第162条 有価証券偽造等
第162条 有価証券偽造等
行使の目的で、公債証書、官庁の証券、会社の株券その他の有価証券を偽造し、又は変造した者は、三月以上十年以下の拘禁刑に処する。
行使の目的で、有価証券に虚偽の記入をした者も、前項と同様とする。
行使の目的で、公債証書、官庁の証券、会社の株券その他の有価証券を偽造し、又は変造した者は、三月以上十年以下の拘禁刑に処するで。
行使の目的で、有価証券に虚偽の記入をした者も、前項と同様や。
ワンポイント解説
有価証券偽造等罪を定めた規定です。第1項は行使目的で公債証書・官庁の証券・会社の株券その他の有価証券を偽造・変造した者を処罰します(3月以上10年以下の拘禁刑)。第2項は有価証券に虚偽の記入をした者も同様に処罰します。文書偽造罪の特則として、有価証券の特殊性に対応した規定です。
有価証券とは、財産的価値を表彰する証券をいいます(株券、社債券、小切手、手形など)。有価証券の信用は経済活動の基盤であり、偽造は経済秩序を乱すため重く処罰されます。通貨偽造と同様の性質を持ちます。金融犯罪の典型例です。
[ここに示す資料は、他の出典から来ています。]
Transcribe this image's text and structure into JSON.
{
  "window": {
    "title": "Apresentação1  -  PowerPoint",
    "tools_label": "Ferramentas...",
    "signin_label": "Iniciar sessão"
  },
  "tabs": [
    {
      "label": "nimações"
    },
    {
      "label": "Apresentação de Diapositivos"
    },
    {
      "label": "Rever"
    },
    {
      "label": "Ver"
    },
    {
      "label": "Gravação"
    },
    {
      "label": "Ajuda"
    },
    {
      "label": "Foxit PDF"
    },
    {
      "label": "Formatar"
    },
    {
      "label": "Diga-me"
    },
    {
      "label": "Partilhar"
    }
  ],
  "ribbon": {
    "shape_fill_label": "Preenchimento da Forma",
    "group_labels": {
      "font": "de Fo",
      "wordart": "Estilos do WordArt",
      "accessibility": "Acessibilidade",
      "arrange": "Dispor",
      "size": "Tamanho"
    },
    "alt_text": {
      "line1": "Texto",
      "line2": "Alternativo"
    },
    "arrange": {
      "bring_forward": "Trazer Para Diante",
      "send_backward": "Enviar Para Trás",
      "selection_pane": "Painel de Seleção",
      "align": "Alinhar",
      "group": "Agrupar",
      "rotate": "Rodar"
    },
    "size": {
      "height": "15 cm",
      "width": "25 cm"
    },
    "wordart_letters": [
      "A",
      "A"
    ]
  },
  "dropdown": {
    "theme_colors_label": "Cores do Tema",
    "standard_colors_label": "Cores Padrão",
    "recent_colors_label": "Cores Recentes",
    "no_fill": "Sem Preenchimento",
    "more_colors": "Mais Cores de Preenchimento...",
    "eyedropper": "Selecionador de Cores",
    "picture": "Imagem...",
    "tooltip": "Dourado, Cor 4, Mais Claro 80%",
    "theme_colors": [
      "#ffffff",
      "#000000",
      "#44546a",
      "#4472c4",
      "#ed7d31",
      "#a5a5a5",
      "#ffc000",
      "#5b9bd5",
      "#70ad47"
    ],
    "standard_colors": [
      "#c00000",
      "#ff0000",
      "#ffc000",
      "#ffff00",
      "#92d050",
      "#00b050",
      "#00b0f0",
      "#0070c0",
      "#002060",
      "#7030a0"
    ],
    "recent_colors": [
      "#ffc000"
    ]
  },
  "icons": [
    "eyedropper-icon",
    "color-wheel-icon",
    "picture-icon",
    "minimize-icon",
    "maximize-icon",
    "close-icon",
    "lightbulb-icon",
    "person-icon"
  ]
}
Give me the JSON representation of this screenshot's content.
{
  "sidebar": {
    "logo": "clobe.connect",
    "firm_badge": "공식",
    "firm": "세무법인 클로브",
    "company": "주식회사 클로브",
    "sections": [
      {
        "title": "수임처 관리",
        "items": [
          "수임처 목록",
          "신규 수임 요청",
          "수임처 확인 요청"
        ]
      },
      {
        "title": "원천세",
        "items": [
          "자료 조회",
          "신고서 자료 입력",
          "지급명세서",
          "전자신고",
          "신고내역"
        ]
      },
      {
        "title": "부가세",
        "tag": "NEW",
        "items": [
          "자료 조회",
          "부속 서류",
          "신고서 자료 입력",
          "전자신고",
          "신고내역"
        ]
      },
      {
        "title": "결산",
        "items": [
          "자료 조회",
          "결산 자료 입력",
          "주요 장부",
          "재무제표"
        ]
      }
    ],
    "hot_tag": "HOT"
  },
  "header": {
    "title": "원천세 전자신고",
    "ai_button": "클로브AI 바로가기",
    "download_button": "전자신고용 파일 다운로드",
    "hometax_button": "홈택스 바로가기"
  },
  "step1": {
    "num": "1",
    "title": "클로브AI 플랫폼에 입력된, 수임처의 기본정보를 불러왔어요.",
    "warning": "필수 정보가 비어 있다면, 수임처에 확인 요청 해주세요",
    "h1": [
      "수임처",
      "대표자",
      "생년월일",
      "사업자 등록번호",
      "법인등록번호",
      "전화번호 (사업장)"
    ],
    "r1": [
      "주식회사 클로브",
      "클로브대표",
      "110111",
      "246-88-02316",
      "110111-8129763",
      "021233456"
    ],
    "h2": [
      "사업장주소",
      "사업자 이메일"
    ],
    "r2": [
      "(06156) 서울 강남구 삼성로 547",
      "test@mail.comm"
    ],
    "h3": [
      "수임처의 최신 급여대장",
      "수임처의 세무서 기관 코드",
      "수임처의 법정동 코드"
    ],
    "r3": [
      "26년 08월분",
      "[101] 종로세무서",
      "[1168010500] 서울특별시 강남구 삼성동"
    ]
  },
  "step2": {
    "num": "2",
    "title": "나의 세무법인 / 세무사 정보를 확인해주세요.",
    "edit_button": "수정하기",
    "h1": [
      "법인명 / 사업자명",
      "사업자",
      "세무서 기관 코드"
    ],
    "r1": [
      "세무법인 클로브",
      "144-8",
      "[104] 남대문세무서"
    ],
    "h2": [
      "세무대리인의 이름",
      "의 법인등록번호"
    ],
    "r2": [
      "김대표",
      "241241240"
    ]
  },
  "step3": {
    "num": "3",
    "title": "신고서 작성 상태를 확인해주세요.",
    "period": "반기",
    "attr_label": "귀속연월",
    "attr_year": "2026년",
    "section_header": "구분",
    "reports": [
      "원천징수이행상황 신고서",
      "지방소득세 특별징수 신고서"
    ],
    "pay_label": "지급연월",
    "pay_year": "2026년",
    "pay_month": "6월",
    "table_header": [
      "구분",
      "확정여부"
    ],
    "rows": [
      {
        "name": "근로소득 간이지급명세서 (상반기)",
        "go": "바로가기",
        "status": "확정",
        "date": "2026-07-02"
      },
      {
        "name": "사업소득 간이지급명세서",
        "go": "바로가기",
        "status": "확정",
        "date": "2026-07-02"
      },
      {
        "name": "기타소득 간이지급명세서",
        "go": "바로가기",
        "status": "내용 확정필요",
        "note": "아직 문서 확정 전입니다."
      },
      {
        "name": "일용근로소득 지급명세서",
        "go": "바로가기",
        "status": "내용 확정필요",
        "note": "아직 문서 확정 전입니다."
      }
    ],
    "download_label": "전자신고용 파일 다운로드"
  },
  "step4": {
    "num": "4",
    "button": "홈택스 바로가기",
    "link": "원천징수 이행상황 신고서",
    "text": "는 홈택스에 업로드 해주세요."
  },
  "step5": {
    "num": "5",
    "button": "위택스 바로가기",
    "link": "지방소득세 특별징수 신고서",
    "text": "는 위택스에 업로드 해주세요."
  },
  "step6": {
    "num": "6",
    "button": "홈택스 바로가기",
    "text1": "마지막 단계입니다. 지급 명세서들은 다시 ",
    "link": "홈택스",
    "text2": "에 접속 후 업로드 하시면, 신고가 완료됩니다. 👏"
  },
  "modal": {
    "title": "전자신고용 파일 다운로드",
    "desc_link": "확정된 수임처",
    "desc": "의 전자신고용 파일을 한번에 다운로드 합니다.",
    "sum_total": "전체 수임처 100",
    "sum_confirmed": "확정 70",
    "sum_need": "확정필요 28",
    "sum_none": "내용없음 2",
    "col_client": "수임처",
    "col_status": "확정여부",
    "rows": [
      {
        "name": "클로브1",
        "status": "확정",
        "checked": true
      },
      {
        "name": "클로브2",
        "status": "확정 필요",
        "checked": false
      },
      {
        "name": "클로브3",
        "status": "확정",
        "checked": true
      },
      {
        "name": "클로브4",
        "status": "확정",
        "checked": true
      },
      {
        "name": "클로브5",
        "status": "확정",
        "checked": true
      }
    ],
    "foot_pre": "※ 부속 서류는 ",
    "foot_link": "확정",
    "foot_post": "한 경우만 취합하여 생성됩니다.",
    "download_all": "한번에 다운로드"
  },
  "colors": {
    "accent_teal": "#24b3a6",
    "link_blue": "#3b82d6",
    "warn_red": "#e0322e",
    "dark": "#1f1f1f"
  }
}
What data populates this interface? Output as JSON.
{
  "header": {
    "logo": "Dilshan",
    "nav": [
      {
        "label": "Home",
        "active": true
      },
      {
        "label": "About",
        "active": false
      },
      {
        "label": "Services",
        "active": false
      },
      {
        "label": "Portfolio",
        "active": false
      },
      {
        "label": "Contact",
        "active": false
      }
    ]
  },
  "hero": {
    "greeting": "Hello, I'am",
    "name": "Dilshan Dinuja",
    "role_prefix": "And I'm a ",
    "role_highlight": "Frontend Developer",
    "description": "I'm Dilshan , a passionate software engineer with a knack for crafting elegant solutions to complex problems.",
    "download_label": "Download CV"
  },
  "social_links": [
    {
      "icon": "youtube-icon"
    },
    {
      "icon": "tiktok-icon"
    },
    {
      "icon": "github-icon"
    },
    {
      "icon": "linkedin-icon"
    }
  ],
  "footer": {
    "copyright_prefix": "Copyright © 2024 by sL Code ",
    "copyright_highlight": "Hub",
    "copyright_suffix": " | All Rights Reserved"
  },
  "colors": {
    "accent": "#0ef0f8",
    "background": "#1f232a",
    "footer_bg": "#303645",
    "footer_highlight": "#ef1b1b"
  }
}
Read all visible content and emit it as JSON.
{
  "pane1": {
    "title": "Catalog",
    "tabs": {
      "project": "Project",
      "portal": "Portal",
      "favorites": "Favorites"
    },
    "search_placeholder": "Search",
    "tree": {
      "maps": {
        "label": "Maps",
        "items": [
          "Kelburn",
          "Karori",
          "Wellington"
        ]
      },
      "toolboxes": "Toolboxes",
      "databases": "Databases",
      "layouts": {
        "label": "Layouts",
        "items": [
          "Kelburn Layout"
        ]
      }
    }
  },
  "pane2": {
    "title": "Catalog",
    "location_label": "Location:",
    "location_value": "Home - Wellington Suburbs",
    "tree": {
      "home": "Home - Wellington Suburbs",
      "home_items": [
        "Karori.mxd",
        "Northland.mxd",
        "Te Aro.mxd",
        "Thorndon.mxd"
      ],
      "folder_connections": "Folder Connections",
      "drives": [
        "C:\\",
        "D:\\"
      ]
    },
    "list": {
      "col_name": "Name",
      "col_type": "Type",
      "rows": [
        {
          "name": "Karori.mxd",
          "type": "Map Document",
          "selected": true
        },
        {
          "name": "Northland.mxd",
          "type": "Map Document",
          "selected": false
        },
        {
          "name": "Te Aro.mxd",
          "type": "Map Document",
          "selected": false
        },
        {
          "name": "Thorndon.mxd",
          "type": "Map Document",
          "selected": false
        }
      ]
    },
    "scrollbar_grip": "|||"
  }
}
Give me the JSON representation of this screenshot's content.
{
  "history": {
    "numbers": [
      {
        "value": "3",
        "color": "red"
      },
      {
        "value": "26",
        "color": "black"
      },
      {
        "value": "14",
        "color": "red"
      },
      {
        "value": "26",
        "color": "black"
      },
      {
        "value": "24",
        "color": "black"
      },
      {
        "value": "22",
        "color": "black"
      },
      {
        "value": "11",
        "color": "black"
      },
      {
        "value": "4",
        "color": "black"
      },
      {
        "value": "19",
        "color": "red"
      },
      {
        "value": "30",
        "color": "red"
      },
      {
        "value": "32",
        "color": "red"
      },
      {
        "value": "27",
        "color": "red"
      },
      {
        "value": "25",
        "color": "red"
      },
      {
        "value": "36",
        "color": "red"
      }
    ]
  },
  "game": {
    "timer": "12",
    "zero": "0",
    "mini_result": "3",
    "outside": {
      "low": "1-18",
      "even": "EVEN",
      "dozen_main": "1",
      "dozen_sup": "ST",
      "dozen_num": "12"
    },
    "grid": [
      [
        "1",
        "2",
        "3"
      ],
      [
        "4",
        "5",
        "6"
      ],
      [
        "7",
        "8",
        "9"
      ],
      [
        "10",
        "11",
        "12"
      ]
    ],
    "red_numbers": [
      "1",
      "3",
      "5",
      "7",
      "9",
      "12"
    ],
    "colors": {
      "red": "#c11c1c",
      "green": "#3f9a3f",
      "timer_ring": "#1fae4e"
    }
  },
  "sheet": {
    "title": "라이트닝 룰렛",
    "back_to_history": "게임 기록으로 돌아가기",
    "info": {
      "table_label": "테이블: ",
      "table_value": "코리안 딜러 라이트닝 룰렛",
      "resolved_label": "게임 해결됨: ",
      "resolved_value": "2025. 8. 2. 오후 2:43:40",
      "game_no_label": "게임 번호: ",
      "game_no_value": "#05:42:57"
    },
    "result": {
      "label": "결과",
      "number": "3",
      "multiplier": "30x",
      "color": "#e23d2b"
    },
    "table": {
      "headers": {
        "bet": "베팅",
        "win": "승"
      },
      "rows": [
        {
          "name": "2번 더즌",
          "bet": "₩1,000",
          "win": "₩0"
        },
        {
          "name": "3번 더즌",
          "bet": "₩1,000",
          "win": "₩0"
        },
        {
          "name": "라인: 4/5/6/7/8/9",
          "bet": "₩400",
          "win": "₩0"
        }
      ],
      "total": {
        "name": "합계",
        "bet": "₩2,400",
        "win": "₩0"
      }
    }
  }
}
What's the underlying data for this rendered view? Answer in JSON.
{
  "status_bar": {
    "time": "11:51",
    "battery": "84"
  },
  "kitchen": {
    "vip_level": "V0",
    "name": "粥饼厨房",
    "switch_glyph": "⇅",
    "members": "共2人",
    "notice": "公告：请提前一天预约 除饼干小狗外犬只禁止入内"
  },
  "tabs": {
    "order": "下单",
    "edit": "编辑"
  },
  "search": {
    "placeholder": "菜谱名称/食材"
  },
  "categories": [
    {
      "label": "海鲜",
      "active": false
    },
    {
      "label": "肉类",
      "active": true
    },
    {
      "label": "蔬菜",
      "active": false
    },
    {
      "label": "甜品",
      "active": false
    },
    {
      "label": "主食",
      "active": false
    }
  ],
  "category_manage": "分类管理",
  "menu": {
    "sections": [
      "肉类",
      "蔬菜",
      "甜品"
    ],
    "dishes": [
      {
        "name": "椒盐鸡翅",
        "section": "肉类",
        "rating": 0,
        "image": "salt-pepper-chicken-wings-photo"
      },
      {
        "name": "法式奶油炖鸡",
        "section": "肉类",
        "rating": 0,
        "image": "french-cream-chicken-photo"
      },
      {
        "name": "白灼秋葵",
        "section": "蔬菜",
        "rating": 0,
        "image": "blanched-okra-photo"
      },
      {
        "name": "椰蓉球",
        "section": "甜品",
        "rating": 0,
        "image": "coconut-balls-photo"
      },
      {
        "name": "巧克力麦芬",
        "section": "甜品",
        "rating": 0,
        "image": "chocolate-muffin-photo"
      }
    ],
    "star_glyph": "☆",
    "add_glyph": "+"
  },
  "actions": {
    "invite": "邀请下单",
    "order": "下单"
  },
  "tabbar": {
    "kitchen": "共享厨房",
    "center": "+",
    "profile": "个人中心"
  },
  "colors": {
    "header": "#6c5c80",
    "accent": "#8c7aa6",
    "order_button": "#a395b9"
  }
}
これは「株券とか小切手とかの有価証券を偽造したら重い罪やで」っちゅう条文やねん。第1項は、使う目的で、公債証書(国の借金の証書)、官庁の証券、会社の株券、その他の有価証券を偽造したり変造したりしたら、3ヶ月以上10年以下の懲役や。第2項は、有価証券に嘘の記入をしても、同じく3ヶ月以上10年以下の懲役やねん。
例えば、「これは○○会社の株券や」って偽の株券を印刷して作ったとするやろ。または、本物の小切手の金額を書き換えて、「10万円」を「100万円」に変造したとか。それがこの罪に問われるねん。有価証券っちゅうのは、株券、社債券、小切手、手形とか、お金の価値を表す証券のことや。これを偽造したら、経済の仕組みがめちゃくちゃになるやろ。やから通貨偽造と同じくらい重い罪なんや。「ちょっと株券を偽造しただけやん」やなくて、「経済秩序を乱した」から重く罰せられるんやで。金融犯罪の典型例やな。